I am talking about the infrastructure side of things.

I have built large scale percentage-deployment, slice deployment (whatever you want to call them) scenarios like you speak of but modifying an AGG switch that provides connectivity to your entire prod space... Uh.. Go ahead and use your philosophy for managing large infrastructure and I will enjoy my days off thanks.

This change is not a SHIP IT! change. This is a switching infrastructure upgrade. This is not a push from your CI into your rolling rel. system that updates prod applications.

This is an underlying infrastructure change with high impact and high visibility with many stakeholders at risk.

Sorry for any confusion that my, very vague, post caused.
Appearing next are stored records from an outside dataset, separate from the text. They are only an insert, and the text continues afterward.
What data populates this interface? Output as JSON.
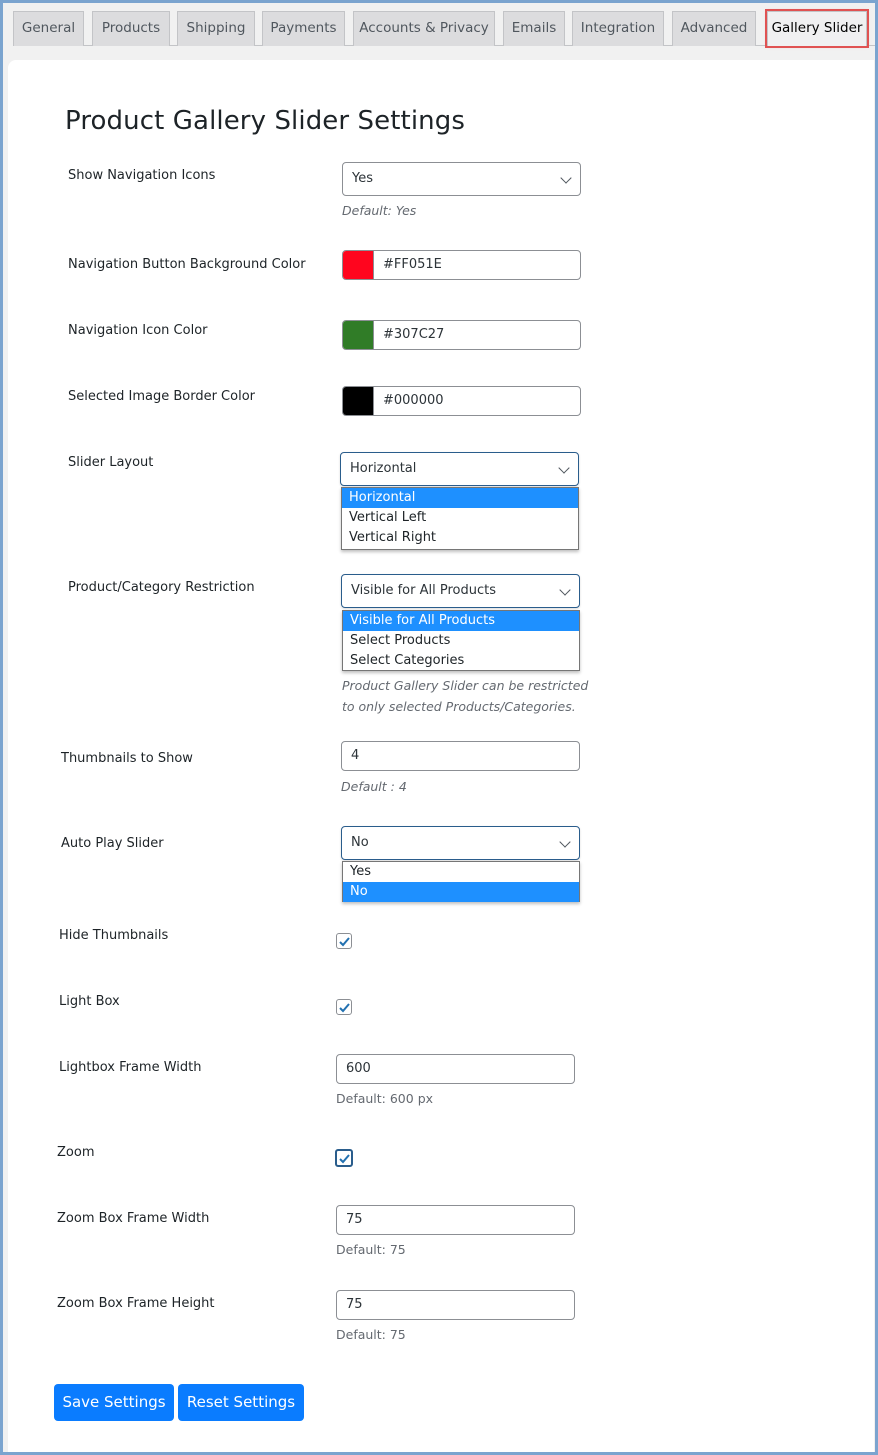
{
  "tabs": [
    {
      "label": "General",
      "active": false
    },
    {
      "label": "Products",
      "active": false
    },
    {
      "label": "Shipping",
      "active": false
    },
    {
      "label": "Payments",
      "active": false
    },
    {
      "label": "Accounts & Privacy",
      "active": false
    },
    {
      "label": "Emails",
      "active": false
    },
    {
      "label": "Integration",
      "active": false
    },
    {
      "label": "Advanced",
      "active": false
    },
    {
      "label": "Gallery Slider",
      "active": true
    }
  ],
  "page_title": "Product Gallery Slider Settings",
  "fields": {
    "show_nav_icons": {
      "label": "Show Navigation Icons",
      "value": "Yes",
      "hint": "Default: Yes"
    },
    "nav_btn_bg_color": {
      "label": "Navigation Button Background Color",
      "value": "#FF051E",
      "swatch": "#FF051E"
    },
    "nav_icon_color": {
      "label": "Navigation Icon Color",
      "value": "#307C27",
      "swatch": "#307C27"
    },
    "selected_border_color": {
      "label": "Selected Image Border Color",
      "value": "#000000",
      "swatch": "#000000"
    },
    "slider_layout": {
      "label": "Slider Layout",
      "value": "Horizontal",
      "options": [
        "Horizontal",
        "Vertical Left",
        "Vertical Right"
      ],
      "selected_index": 0
    },
    "restriction": {
      "label": "Product/Category Restriction",
      "value": "Visible for All Products",
      "options": [
        "Visible for All Products",
        "Select Products",
        "Select Categories"
      ],
      "selected_index": 0,
      "hint_line1": "Product Gallery Slider can be restricted",
      "hint_line2": "to only selected Products/Categories."
    },
    "thumbnails_to_show": {
      "label": "Thumbnails to Show",
      "value": "4",
      "hint": "Default : 4"
    },
    "auto_play": {
      "label": "Auto Play Slider",
      "value": "No",
      "options": [
        "Yes",
        "No"
      ],
      "selected_index": 1
    },
    "hide_thumbnails": {
      "label": "Hide Thumbnails",
      "checked": true
    },
    "light_box": {
      "label": "Light Box",
      "checked": true
    },
    "lightbox_width": {
      "label": "Lightbox Frame Width",
      "value": "600",
      "hint": "Default: 600 px"
    },
    "zoom": {
      "label": "Zoom",
      "checked": true
    },
    "zoom_width": {
      "label": "Zoom Box Frame Width",
      "value": "75",
      "hint": "Default: 75"
    },
    "zoom_height": {
      "label": "Zoom Box Frame Height",
      "value": "75",
      "hint": "Default: 75"
    }
  },
  "buttons": {
    "save": "Save Settings",
    "reset": "Reset Settings"
  },
  "colors": {
    "primary_button": "#0A7CFF",
    "option_highlight": "#1E90FF",
    "active_tab_outline": "#E05252"
  }
}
Maybe someday I will become a fisherman. But for now, I will keep these switches and servers up and running with 99.999% uptime. It is what I love to do!

Got any fishing tips?

1 comments

I guess we have differing viewpoints, I see absolutely no fundamental reason why infrastructure should be treated all that much differently to code. It should be possible to fire off a test suite, to automate its deployment, etc.

I would agree that is not where most folks are at today.
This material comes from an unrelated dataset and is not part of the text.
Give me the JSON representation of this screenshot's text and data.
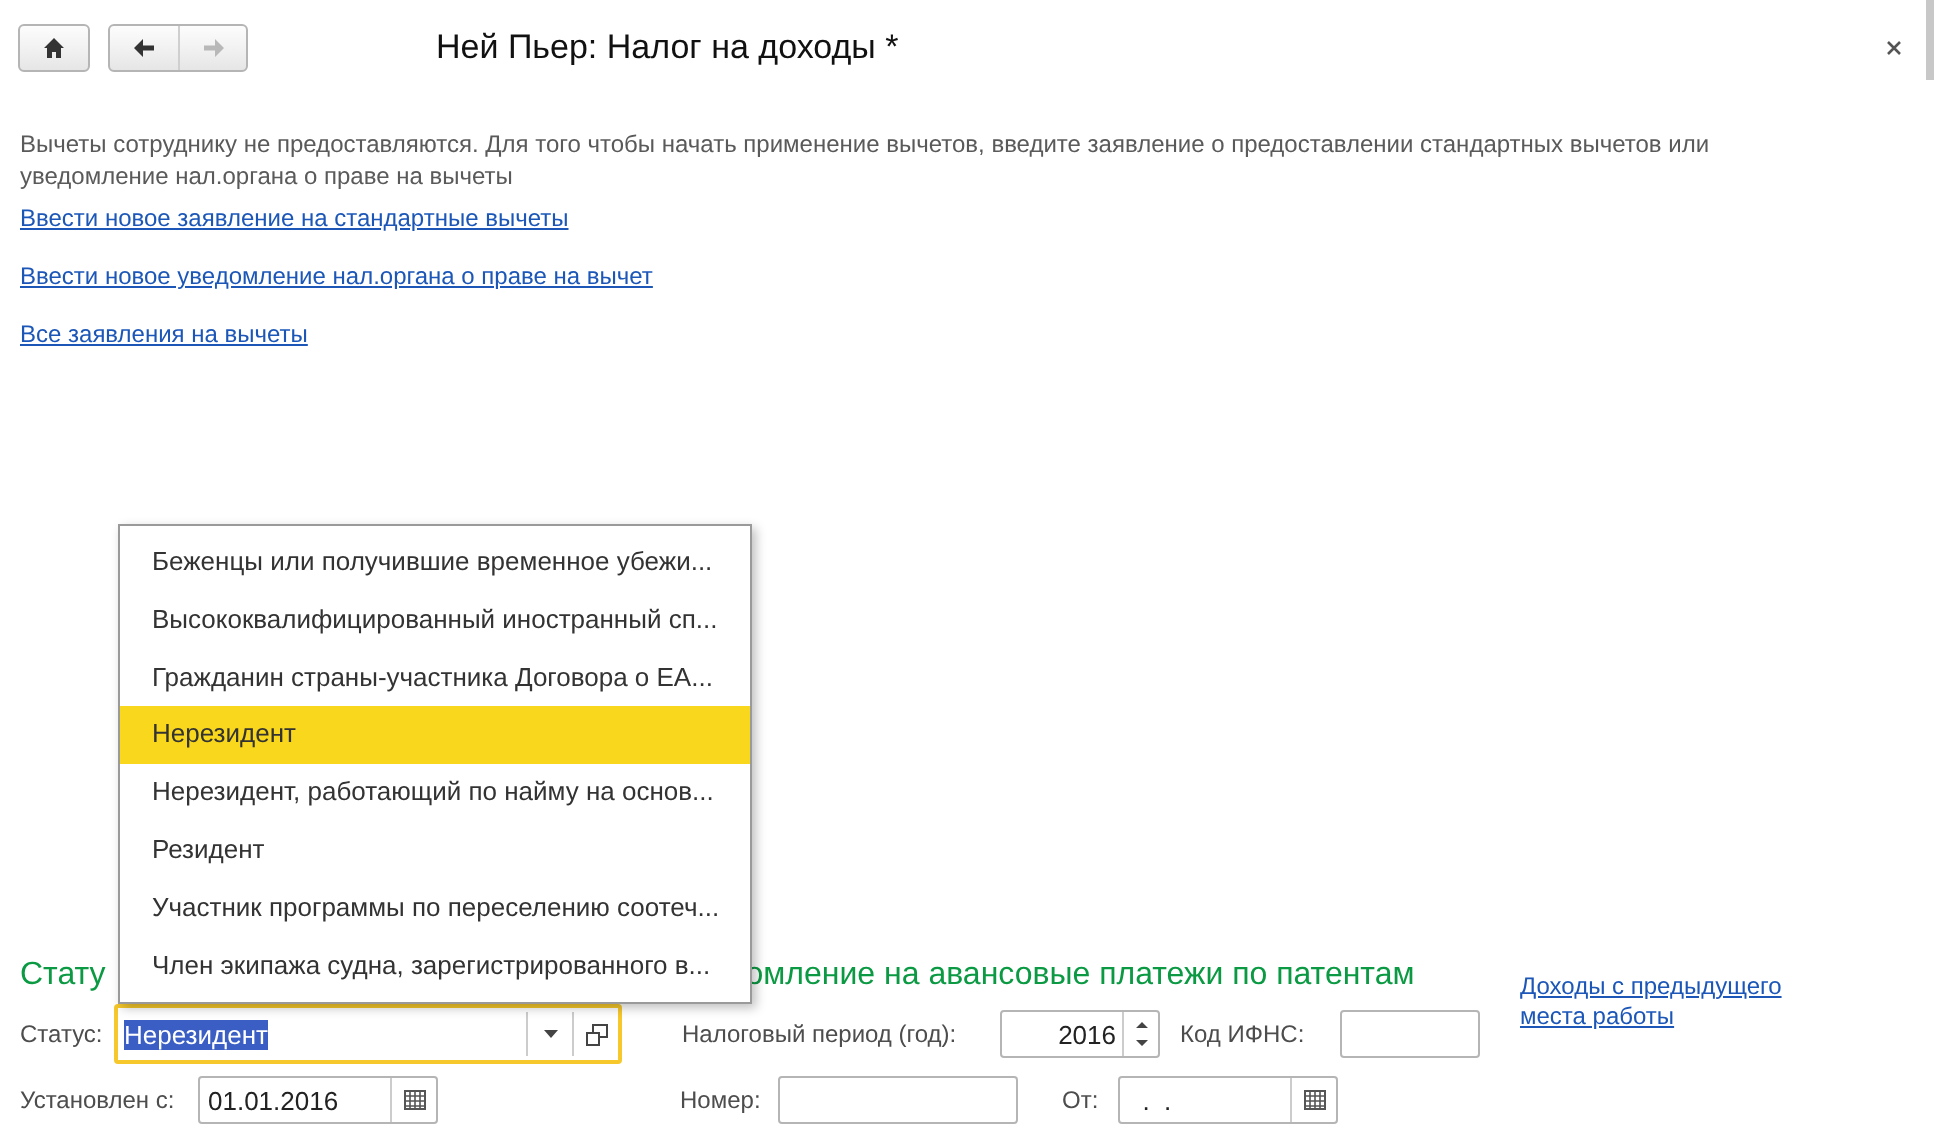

I would argue the far more interesting discussion is how we develop and mature tools to get more folks there in future.

Since not everyone here is ops, if your holiday is going to be potentially impacted by a deployment, you are fully aware of that going into the deployment. We take note of people with blacked out dates (e.g. you booked your flight before we ever started talking about this), and everyone else impacted knows what's on the docket. While the issues are sudden, everyone at least has that nagging feeling that they might get a call to action.

I agree that we should be moving to automated infrastructure testing and stuff like that. To some extent, it may be possible via puppet/chef/auto tools, however, not all infrastructure is like that. Sometimes you have to go physically move stuff at your downtime window, and you can't do redundant wiring (particularly for network). I've been bitten network outages more than anything else, particularly with partial/undetected failures.

I think we're seeing a move to the "treat infrastructure as code" future, such as cluster fileservers (Netapp 8-cluster mode, or Isilon systems). You'll be able to "seamlessly" migrate data around, and virtual interfaces without impacting production. I'm looking forward to seeing how that changes ops.